Tuesday, April 3, 2007

A wee little duck and some other stuff

Yesterday afternoon at school we cooked with the benevolent and bearded Chris Douglass of Icarus and Ashmont Grill. I was confronted with what continues to be something of a bete noire: the animal carcass that has to be broken down into useable parts. In February we had one butchering class, but all we'd done was observe the breaking down of a lamb into lamb chops and legs and tentatively hack at a couple of chickens. In general I've not had enough practice to feel confident carving up a beast. Happily I am not the squeamish short, so it's not about the blood and guts and tendons. My fingers aren't overly practiced at feeling along a backbone, cutting around a collarbone or wishbone, the exact point between two joints through which a knife can cleanly slice. This will come in time, I guess. Happily yesterday's butchery involved only a wee little duck, easy enough to break down into leg and breast parts. I managed not to slash up too much of the meat while separating it from the central ribcage. It helps that at least 45 percent of a duck seems to be fat, so you don't have to be too delicate.

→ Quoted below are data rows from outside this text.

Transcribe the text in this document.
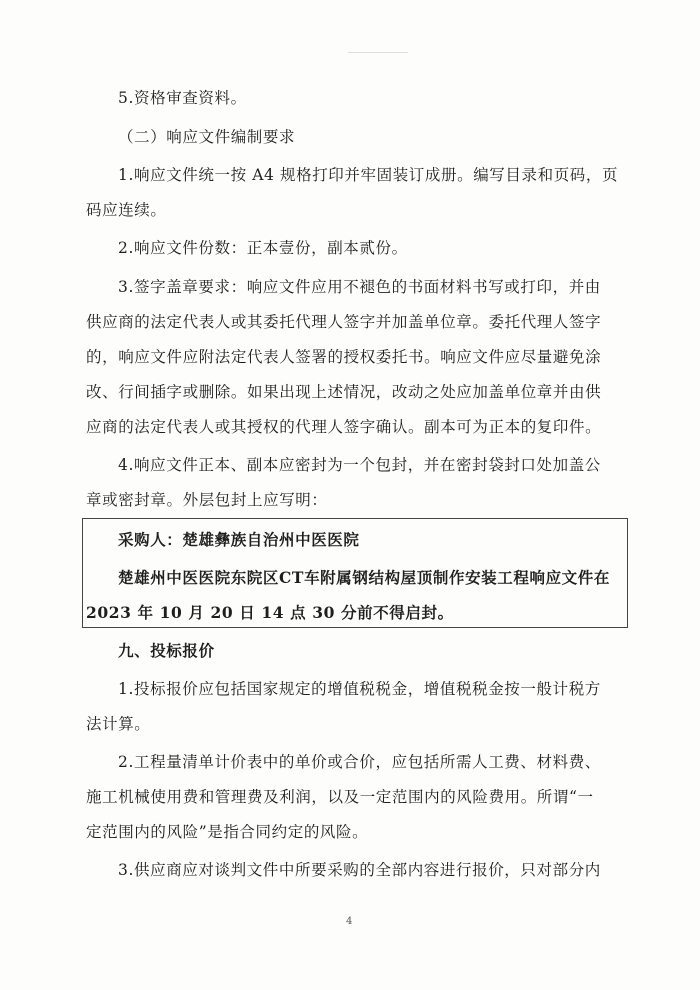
5.资格审查资料。
（二）响应文件编制要求
1.响应文件统一按 A4 规格打印并牢固装订成册。编写目录和页码，页
码应连续。
2.响应文件份数：正本壹份，副本贰份。
3.签字盖章要求：响应文件应用不褪色的书面材料书写或打印，并由
供应商的法定代表人或其委托代理人签字并加盖单位章。委托代理人签字
的，响应文件应附法定代表人签署的授权委托书。响应文件应尽量避免涂
改、行间插字或删除。如果出现上述情况，改动之处应加盖单位章并由供
应商的法定代表人或其授权的代理人签字确认。副本可为正本的复印件。
4.响应文件正本、副本应密封为一个包封，并在密封袋封口处加盖公
章或密封章。外层包封上应写明：
采购人：楚雄彝族自治州中医医院
楚雄州中医医院东院区CT车附属钢结构屋顶制作安装工程响应文件在
2023 年 10 月 20 日 14 点 30 分前不得启封。
九、投标报价
1.投标报价应包括国家规定的增值税税金，增值税税金按一般计税方
法计算。
2.工程量清单计价表中的单价或合价，应包括所需人工费、材料费、
施工机械使用费和管理费及利润，以及一定范围内的风险费用。所谓“一
定范围内的风险”是指合同约定的风险。
3.供应商应对谈判文件中所要采购的全部内容进行报价，只对部分内
4
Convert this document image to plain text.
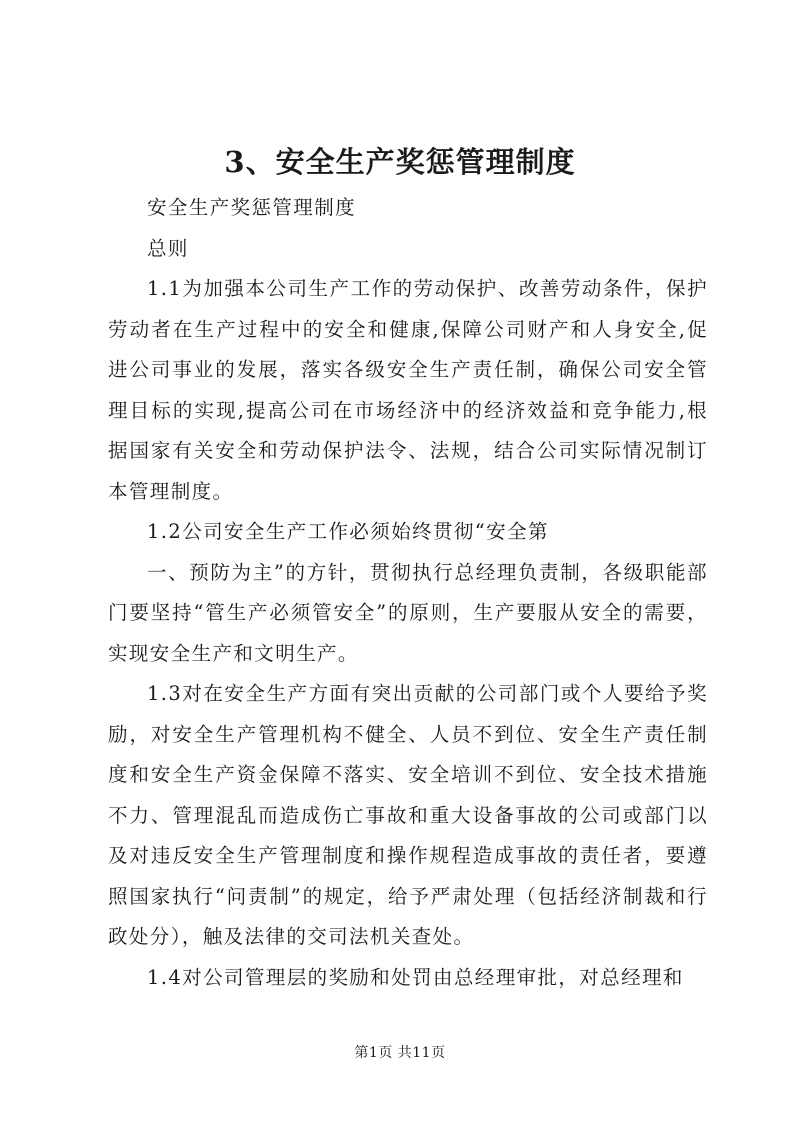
3、安全生产奖惩管理制度

安全生产奖惩管理制度

总则

1.1为加强本公司生产工作的劳动保护、改善劳动条件，保护劳动者在生产过程中的安全和健康,保障公司财产和人身安全,促进公司事业的发展，落实各级安全生产责任制，确保公司安全管理目标的实现,提高公司在市场经济中的经济效益和竞争能力,根据国家有关安全和劳动保护法令、法规，结合公司实际情况制订本管理制度。

1.2公司安全生产工作必须始终贯彻“安全第

一、预防为主”的方针，贯彻执行总经理负责制，各级职能部门要坚持“管生产必须管安全”的原则，生产要服从安全的需要，实现安全生产和文明生产。

1.3对在安全生产方面有突出贡献的公司部门或个人要给予奖励，对安全生产管理机构不健全、人员不到位、安全生产责任制度和安全生产资金保障不落实、安全培训不到位、安全技术措施不力、管理混乱而造成伤亡事故和重大设备事故的公司或部门以及对违反安全生产管理制度和操作规程造成事故的责任者，要遵照国家执行“问责制”的规定，给予严肃处理（包括经济制裁和行政处分），触及法律的交司法机关查处。

1.4对公司管理层的奖励和处罚由总经理审批，对总经理和

第1页 共11页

With the duck was served a compote of rhubarb and strawberries macerated in balsamic vinegar, sugar and black pepper. This little topping would be divine with ice cream or in a tart shell (perhaps adding a little more sugar). I have to admit I prefer Beijing or Hong Kong-style roast duck to a Western style preparation, but this was pretty good, although I ought to have salted the duck a lot more and cooked it for five minutes less. I continuously forget that when I'm cooking for school I have to surmount my fears of oversalting and dump on four times as much salt as I'd put normally, what my instructors insist on calling "a little." (Just like "a little" butter is a quarter of a pound.)

Carving up the duck into leg and breast parts and cooking them separately is a good strategy for duck, as it saves you from having to siphon off the Hoover Dam's worth of fat that renders out of the thing if you roast it whole. The last time I roasted whole duck it took three hours for the thing to stop dripping sludge and the guests were served at the sophisticated hour of 11PM. Once you have obtained your bone-in duck leg and boneless breast, season the duck legs and throw them in a 425 F oven for 20 minutes, or a little more, for medium rare. The breast--leave at least some skin on so the fat renders out and crisps the skin--can be seared in a heavy saute pan on both sides for 8-10 minutes.

Then we made a dried porcini mushroom-encrusted halibut with watercress garnish and--oh joy!--mashed turnips, which I have decided are far far better than mashed potatoes any day.

We also made a delightful salad of escarole--a new green for me, and one I'll remember--with ricotta salata (aged Ricotta cheese), shaved sunchokes, Marcona almonds and a lemon vinaigrette. Raw sunchokes have a much milder, blander flavor than I'd thought. Then again I have only encountered that odd little bulbous nubbin in one other dish: The Thomas Keller Sunchoke Soup. THAT dish we made with old Tommy K (as he is known in some kitchens) himself for a big shebang. I feel I almost ruined the whole event, but that is a tale for another time.